Resources should also be kept away from high-traffic areas like kitchens, to encourage stress-free use. If the stress is related to other cats outdoors, consider moving your cat indoors and closing curtains during the day. In extreme cases, your vet might be able to offer a short course of anti-anxiety medication until they have settled down.

Cleaning up urine marks should be done with a mild-smelling cleaners. Strong-smelling cleaners can actually encourage the cat to spray there again to mask the scent of the cleaner. It is also a good idea to try and prevent access to the area if you can, as cats tend to have a favourite place to spray. 

We often recommend neutering cats like this if not already done so 

This will rule out links to territorial behaviour. If neutering does not solve the issue, we will investigate any underlying urinary diseases (more on this later). Finally once they are ruled out we can assume stress was indeed the cause. Identifying a primary cause can be useful but sometimes this is difficult or it cannot be changed anyway. 

Urinary Issues

As we mentioned above, sometimes ‘spraying’ is actually a urinary issue that we mistake for behavioural problems. Cats commonly get a condition called Feline Lower Urinary Tract Disease (FLUTD). We have written articles on this before, but in brief, anything that causes inflammation of the urinary tract can lead to inappropriate urination around the house. These causes can vary from bacterial infections, urine stones, bladder masses, primary inflammation, and stress again. Painful urination can cause small but frequent passing of urine, passing urine around the house, bloody urine, and vocalisation or aggression when urinating. All of these can be confused with true behavioural spraying. 

We investigate urinary issues by taking blood and urine tests, imaging your cat’s urinary tract and looking for underlying causes. Treatment will involve treating the primary cause but will also involve reducing stress in the same ways listed above. Stress can be a primary cause or can exacerbate FLUTD if secondary, so it is important to minimise stress regardless. FLUTD can also be managed with special urinary diets and supplements.

Other Medical Issues

Finally, other medical issues may be linked to your cat’s ‘spraying’.

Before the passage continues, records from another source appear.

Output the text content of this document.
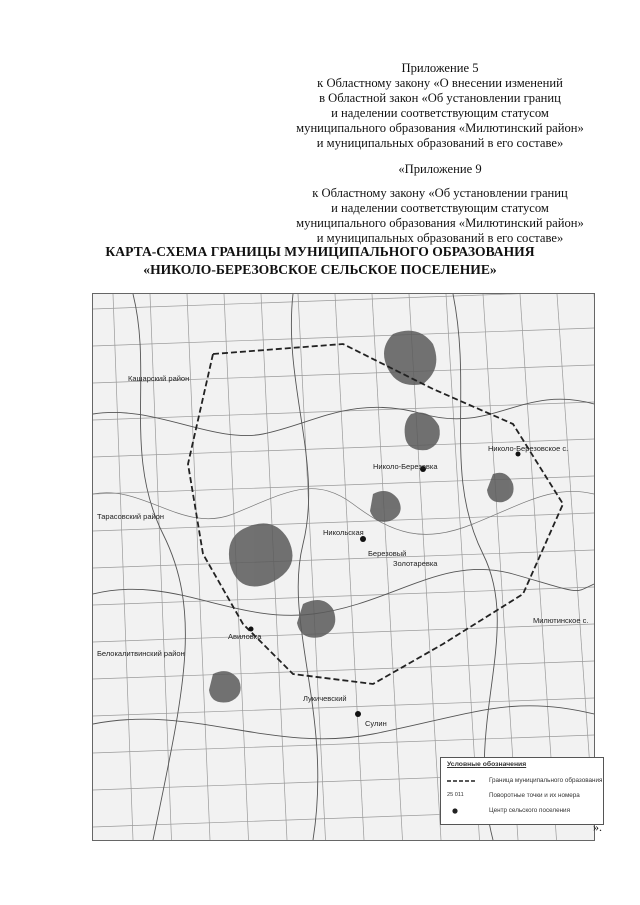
Приложение 5
к Областному закону «О внесении изменений
в Областной закон «Об установлении границ
и наделении соответствующим статусом
муниципального образования «Милютинский район»
и муниципальных образований в его составе»
«Приложение 9
к Областному закону «Об установлении границ
и наделении соответствующим статусом
муниципального образования «Милютинский район»
и муниципальных образований в его составе»
КАРТА-СХЕМА ГРАНИЦЫ МУНИЦИПАЛЬНОГО ОБРАЗОВАНИЯ
«НИКОЛО-БЕРЕЗОВСКОЕ СЕЛЬСКОЕ ПОСЕЛЕНИЕ»
Кашарский район
Тарасовский район
Белокалитвинский район
Милютинское с.
Николо-Березовка
Никольская
Авиловка
Березовый
Сулин
Золотаревка
Лукичевский
Николо-Березовское с.
Условные обозначения
Граница муниципального образования
25 011	Поворотные точки и их номера
Центр сельского поселения
».
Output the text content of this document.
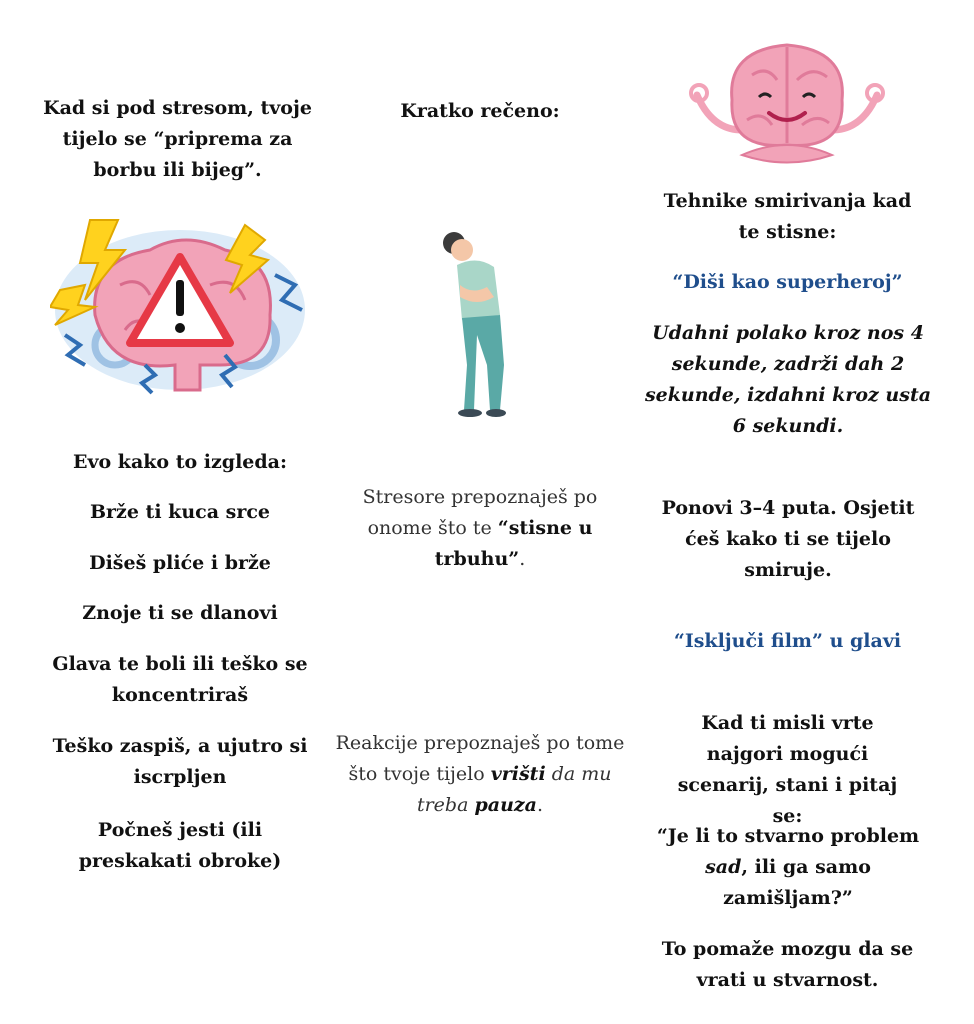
Kad si pod stresom, tvoje tijelo se “priprema za borbu ili bijeg”.
Evo kako to izgleda:
Brže ti kuca srce
Dišeš pliće i brže
Znoje ti se dlanovi
Glava te boli ili teško se koncentriraš
Teško zaspiš, a ujutro si iscrpljen
Počneš jesti (ili preskakati obroke)
Kratko rečeno:
Stresore prepoznaješ po onome što te “stisne u trbuhu”.
Reakcije prepoznaješ po tome što tvoje tijelo vrišti da mu treba pauza.
Tehnike smirivanja kad te stisne:
“Diši kao superheroj”
Udahni polako kroz nos 4 sekunde, zadrži dah 2 sekunde, izdahni kroz usta 6 sekundi.
Ponovi 3–4 puta. Osjetit ćeš kako ti se tijelo smiruje.
“Isključi film” u glavi
Kad ti misli vrte najgori mogući scenarij, stani i pitaj se:
“Je li to stvarno problem sad, ili ga samo zamišljam?”
To pomaže mozgu da se vrati u stvarnost.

Aside from the above urinary issues, diseases such as arthritis or pain, hyperthyroidism, chronic kidney disease, diabetes mellitus, diabetes insipidus, liver disease and cancer can all cause an increased need to urinate, resulting in accidents around the house.

Older cats are more susceptible to many of these diseases, so consider asking for further investigation if your old cat with no history of accidents around the house starts making a mess. There are usually other symptoms associated with these diseases, so we can be more confident in ruling out behaviour, stress or FLUTD. Most can be managed in one way or another.